Alliance avec les anglophones du Québec : l’AFO a raté le coche

Le président de l'Assemblée de la francophonie de l'Ontario, Carol Jolin. Archives ONFR+

[ANALYSE] 

OTTAWA – En règle générale, les prises de position de l’Assemblée de la francophonie de l’Ontario (AFO) suscitent plus ou moins le consensus. Mais l’organisme peut aussi déplaire, voire recevoir plus le pot que les fleurs.

La semaine dernière, l’entente formée par l’AFO avec la Société de l’Acadie du Nouveau-Brunswick (SANB) et le Quebec Community Groups Network (QCGN) pour « l’avancement et la protection des droits linguistiques » a provoqué des réactions très vives, surtout de la part de Québécois francophones.

En cause : moins l’entente avec les Acadiens du Nouveau-Brunswick que celle signée avec les anglophones du Québec. Sur le fond, la démarche de l’organisme porte-parole des Franco-Ontariens est discutable, mais pas inutile. Sur la forme, en revanche, quelque chose a cloché.

Pas certain, tout d’abord, que le président Carol Jolin avait mesuré le ressac de la communauté francophone.
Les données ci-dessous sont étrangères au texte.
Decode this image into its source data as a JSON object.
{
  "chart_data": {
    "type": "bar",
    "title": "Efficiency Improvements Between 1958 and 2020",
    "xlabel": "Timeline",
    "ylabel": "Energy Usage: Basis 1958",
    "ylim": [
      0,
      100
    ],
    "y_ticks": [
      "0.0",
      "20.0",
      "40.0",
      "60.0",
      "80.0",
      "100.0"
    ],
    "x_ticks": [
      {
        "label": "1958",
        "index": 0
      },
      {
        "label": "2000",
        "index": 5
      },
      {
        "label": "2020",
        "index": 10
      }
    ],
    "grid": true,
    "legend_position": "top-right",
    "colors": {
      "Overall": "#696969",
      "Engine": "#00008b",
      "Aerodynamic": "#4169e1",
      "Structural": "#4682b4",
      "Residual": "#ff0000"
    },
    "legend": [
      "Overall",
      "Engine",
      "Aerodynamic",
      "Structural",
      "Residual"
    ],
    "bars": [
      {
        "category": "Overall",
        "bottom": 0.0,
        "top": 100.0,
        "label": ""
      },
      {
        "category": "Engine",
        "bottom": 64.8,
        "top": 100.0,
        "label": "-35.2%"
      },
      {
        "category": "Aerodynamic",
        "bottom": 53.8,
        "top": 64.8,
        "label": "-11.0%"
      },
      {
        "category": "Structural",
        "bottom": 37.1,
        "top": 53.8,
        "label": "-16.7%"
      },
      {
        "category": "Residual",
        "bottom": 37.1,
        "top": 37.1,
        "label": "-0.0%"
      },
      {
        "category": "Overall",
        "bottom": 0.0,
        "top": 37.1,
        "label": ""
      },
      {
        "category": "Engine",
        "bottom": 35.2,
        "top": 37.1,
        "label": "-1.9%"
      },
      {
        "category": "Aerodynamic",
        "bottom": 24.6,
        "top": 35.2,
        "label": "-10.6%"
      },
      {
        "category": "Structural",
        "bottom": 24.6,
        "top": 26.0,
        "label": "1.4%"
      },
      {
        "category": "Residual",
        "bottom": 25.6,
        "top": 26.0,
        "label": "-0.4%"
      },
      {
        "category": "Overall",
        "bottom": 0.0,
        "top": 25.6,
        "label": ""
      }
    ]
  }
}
À tel point que l’AFO a apporté des précisons le lendemain, expliquant qu’il s’agissait du meilleur « momentum pour faire des langues officielles un enjeu de la prochaine campagne électorale fédérale ».

Une semaine après avoir ouvert le défilé des célébrations de la Saint-Jean à Montréal à la suite d’une invitation de la Société Saint-Jean-Baptiste, ce « momentum », au contraire, surprend. Cette sortie publique arrivait un peu tôt, et surtout encore bien loin d’une campagne électorale qui après tout ne commencera qu’en septembre.

En qualifiant cette entente comme « historique », M. Jolin a donné une ampleur beaucoup trop forte à l’événement. Car, c’est un secret de polichinelle que l’AFO et QCGN se parlent sur base régulière, ont des intérêts communs. Mais un pas a été franchi en faisant de cet allié de circonstance un équipier majeur, et de parapher cette entente lors d’une conférence de presse. Le tout n’était peut-être pas nécessaire.

Différentes réalités…

Les deux minorités ne vivent pas la même réalité. En un siècle, les francophones de l’Ontario ont vu leur poids dans la province fondre de moitié. Ce n’est évidemment pas le cas des anglophones au Québec dont l’importance démographique s’accentue.

En 2016, les Québécois anglophones représentaient 13,7 % de la population globale de la Belle province, les Franco-Ontariens à peine 4 % sur leur territoire.

…mais des intérêts communs et urgents

Cela ne veut pas dire qu’il ne faut pas travailler ensemble dans l’ombre. Francophones de l’Ontario et anglophones du Québec ont besoin de s’unir sur des dossiers pressants comme la modernisation de la Loi sur les langues officielles, ou encore l’éducation dans la langue de minorité.

Il y a quelques jours, la décision de commission scolaire anglophone English-Montréal de s’adresser à la Cour supérieure pour bloquer le transfert de deux de ses écoles primaire et secondaire à la commission scolaire francophone de la Pointe-de-l’île a mis le feu au poudre.

Il faut le reconnaître : une décision dans ce sens du plus haut tribunal du pays pourrait avoir des conséquences directes sur les provinces en milieu minoritaire.

La question aujourd’hui ne doit pas être de savoir si les Franco-Ontariens ont plus à gagner avec le gouvernement Legault ou la minorité anglophone du Québec, mais plutôt comment entreprendre une collaboration saine avec ces deux entités en proie à des tensions récurrentes.

Ce dosage subtil exige des discussions régulières avec l’un et l’autre, sans coups d’éclat. En se jetant corps et âme dans les bras d’un des opposants au gouvernement québécois sur la place publique, l’AFO a peut-être raté le coche.

Cette analyse est aussi publiée dans le quotidien Le Droit du 8 juillet.